I have it in the back of my mind to build just a pump or two...they are scattered through the landscape here in the most unusual places.


----------



## Big Ed (Jun 16, 2009)

Welcome to the dark side. Next you will have a yard filled with Lionel oil tankers.
4 of them? 

Nice long video, it didn't get to really pumping away.
It does pump faster right?

Nice additions I think. :smilie_daumenpos:


----------



## Nuttin But Flyer (Dec 19, 2011)

Ed, there is an adjusting screw under the base, not sure what effect that would have on it -- maybe faster/slower?? I didn't mess with it since the thing worked right away. I did try the other oil derrick I got with it and the pump/plunger did not move. There is some sort of thermal switch that controls it. Maybe it needs to be replaced?? Or maybe the adjusting screw needs to be...well, adjusted. But the bubble tubes both work great.
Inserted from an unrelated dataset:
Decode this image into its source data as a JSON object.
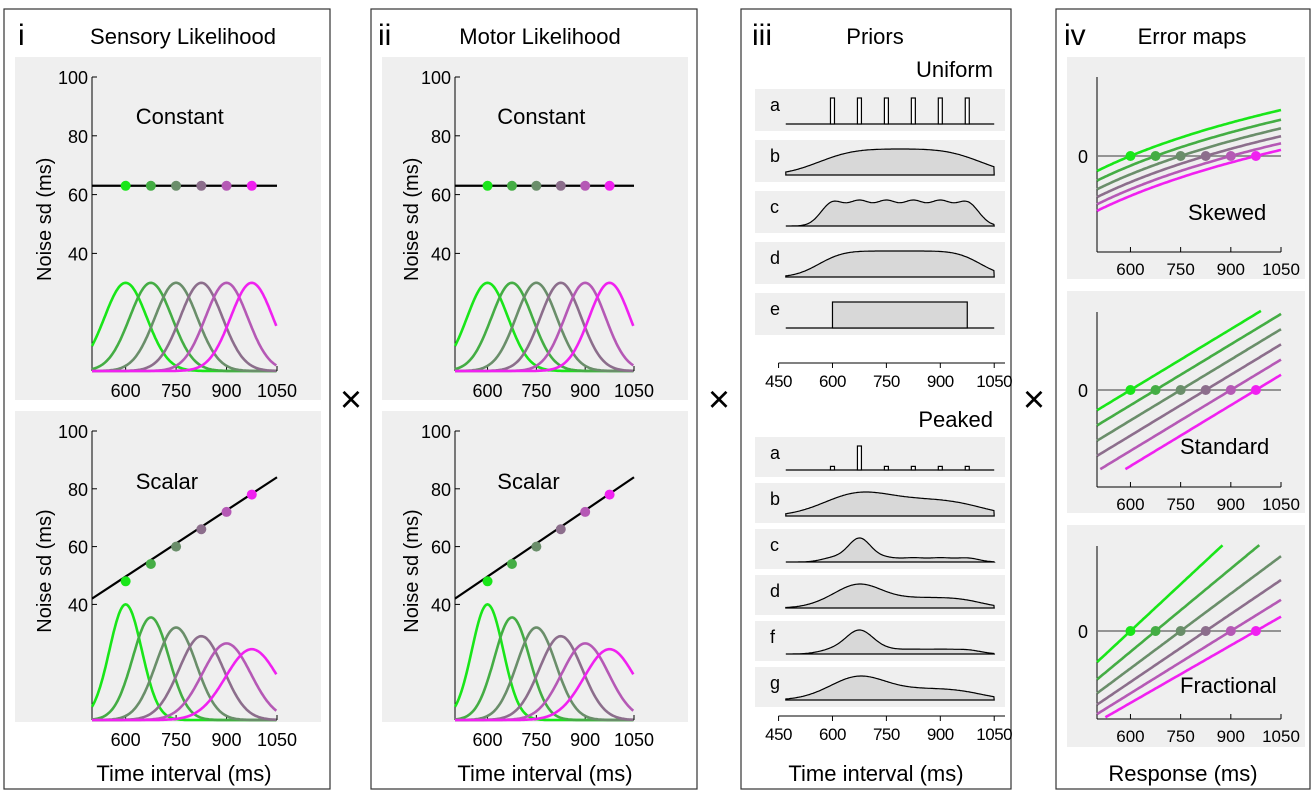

I know Olsens has some online paperwork on nearly all things Lionel, so I'll check there for info.


----------



## Kwikster (Feb 22, 2012)

Welcome to the "darkside" young Jedi 

A link to the 455 derrick manual. http://pictures.olsenstoy.com/searchcd31.htm?itm=306 It can be adjusted to work faster or slower via the adjustment screw. A cool accessory, I may just have to grab a couple 

Carl


----------